Sigma-convergence (or divergence) was subject to confirmation by the variance change test. Where sigma-convergence was suspected, the significance of the variance drop in the initial and final periods was tested. On the other hand, a supposed occurrence of sigma-divergence was tested by checking the significance of variance growth in the compared periods.

A test of the significance of the parameter b in the model (3) of sigma-convergence provides information about changes in the variation of the variable values in the examined period or time, while the test of variance changes only checks the significance of such changes in the extreme (initial and final) periods. Conclusions as to the occurrence of convergence (divergence) may be ambiguous where tests are contradictory.

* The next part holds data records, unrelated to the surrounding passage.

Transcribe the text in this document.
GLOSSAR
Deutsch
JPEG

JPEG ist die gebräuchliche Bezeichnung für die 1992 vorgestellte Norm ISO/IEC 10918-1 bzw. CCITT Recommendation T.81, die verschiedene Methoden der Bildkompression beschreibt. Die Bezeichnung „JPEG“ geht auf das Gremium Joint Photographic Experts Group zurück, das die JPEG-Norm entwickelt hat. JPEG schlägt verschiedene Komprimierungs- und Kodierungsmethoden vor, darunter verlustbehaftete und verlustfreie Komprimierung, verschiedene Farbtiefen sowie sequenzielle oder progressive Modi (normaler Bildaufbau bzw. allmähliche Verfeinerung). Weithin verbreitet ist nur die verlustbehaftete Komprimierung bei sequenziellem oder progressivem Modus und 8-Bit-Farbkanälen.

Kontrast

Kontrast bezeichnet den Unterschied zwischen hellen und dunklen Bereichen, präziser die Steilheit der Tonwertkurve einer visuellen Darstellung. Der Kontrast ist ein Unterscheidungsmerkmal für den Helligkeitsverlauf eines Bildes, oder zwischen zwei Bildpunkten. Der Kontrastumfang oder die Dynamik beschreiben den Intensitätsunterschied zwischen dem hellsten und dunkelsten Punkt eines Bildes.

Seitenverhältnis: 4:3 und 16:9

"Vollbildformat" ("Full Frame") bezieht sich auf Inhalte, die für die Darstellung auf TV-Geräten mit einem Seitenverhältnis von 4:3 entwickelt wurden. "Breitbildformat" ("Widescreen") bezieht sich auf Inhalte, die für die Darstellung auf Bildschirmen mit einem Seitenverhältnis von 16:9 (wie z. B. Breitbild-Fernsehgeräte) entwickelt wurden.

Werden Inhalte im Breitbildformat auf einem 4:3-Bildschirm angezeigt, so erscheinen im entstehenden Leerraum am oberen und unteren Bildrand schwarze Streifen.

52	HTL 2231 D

A review of the literature has shown that the adopted set of variables and geographical coverage of our study make our findings non-comparable against the results of any other study. However, our conclusions regarding convergence of mortality coincide with results confirming beta-convergence and not confirming sigma-convergence of infant life expectancy in the Netherlands in a longer time horizon, which meant that the regional differences in mortality did not change (Janssen et al., 2016). Also, the rates of deaths, including those due to neoplasms, for the EU regions for the years 1995–2011 did not indicate an average decrease in dispersion over time, but only the catching-up effect in the regions (Maynou & Saez, 2016). Cavallieri and Ferrante (2020) confirmed convergence of infant mortality and infant life expectancy in 20 regions of Italy in the years 1996–2016. Regional convergence of the state of health expressed as infant life expectancy in the EU countries has been confirmed in some studies (Jaworska, 2011; Maynou et al., 2015; Stańczyk, 2016).

The hypothesis that since Poland's accession to the EU the country has experienced spatial convergence of mortality due to major causes of death has not been confirmed. The research findings show that the provinces have been becoming alike in terms of death intensity levels evening out for most examined groups of causes. This is indicated by the confirmed absolute beta-convergence for most variables, including two major groups of causes of death: I00–I99 and C00–D48 (Table 6). However, a confirmation of beta-convergence does not always apply to both a broader and a narrower group of causes. It was observed that the tempo of convergence varied. One of the lowest ones regarded mortality due to neoplasms, and the highest one was for mortality due to diseases of the respiratory system.

In the years 2002–2017, in Poland's provinces, the intensity of deaths due to the examined causes was generally growing increasingly diversified, and so the provinces were not becoming similar to one another. Only for three of the causes of mortality (pneumonia, chronic liver disease and malignant neoplasm of the colon) did variation decrease, indicating that the provinces were becoming alike. A test of the directional coefficient of regression and a test of variance indicated the same direction of changes in the variation of mortality by cause – for eight causes it was an increase, and for four it was a decrease (Table 6). For three causes of death (neoplasms, diseases of the respiratory system, cerebrovascular diseases) the direction was opposite. Both tests for variation over time confirmed sigma-divergence only for five mortality causes (malignant neoplasm of stomach, ischaemic heart diseases, chronic lower respiratory diseases, diseases of the digestive system and intentional self-harm), and sigma-convergence for intensity of deaths due to pneumonia. Furthermore, in two broad groups of death causes (diseases of the circulatory system and neoplasms), neither convergence (i.e. becoming alike) nor divergence of mortality in the provinces was confirmed (Table 6). This multi-directional nature of the findings does not allow conclusions to be drawn as to convergence or divergence between provinces in terms of mortality by major causes that would not raise any doubt. This warrants the claim that the financial support provided so far under the cohesion programmes aimed at eliminating socioeconomic differences between provinces has proven ineffective. One reason might be that the principal determinant of state of health is lifestyle, and its changes are impossible to see over a short period of time.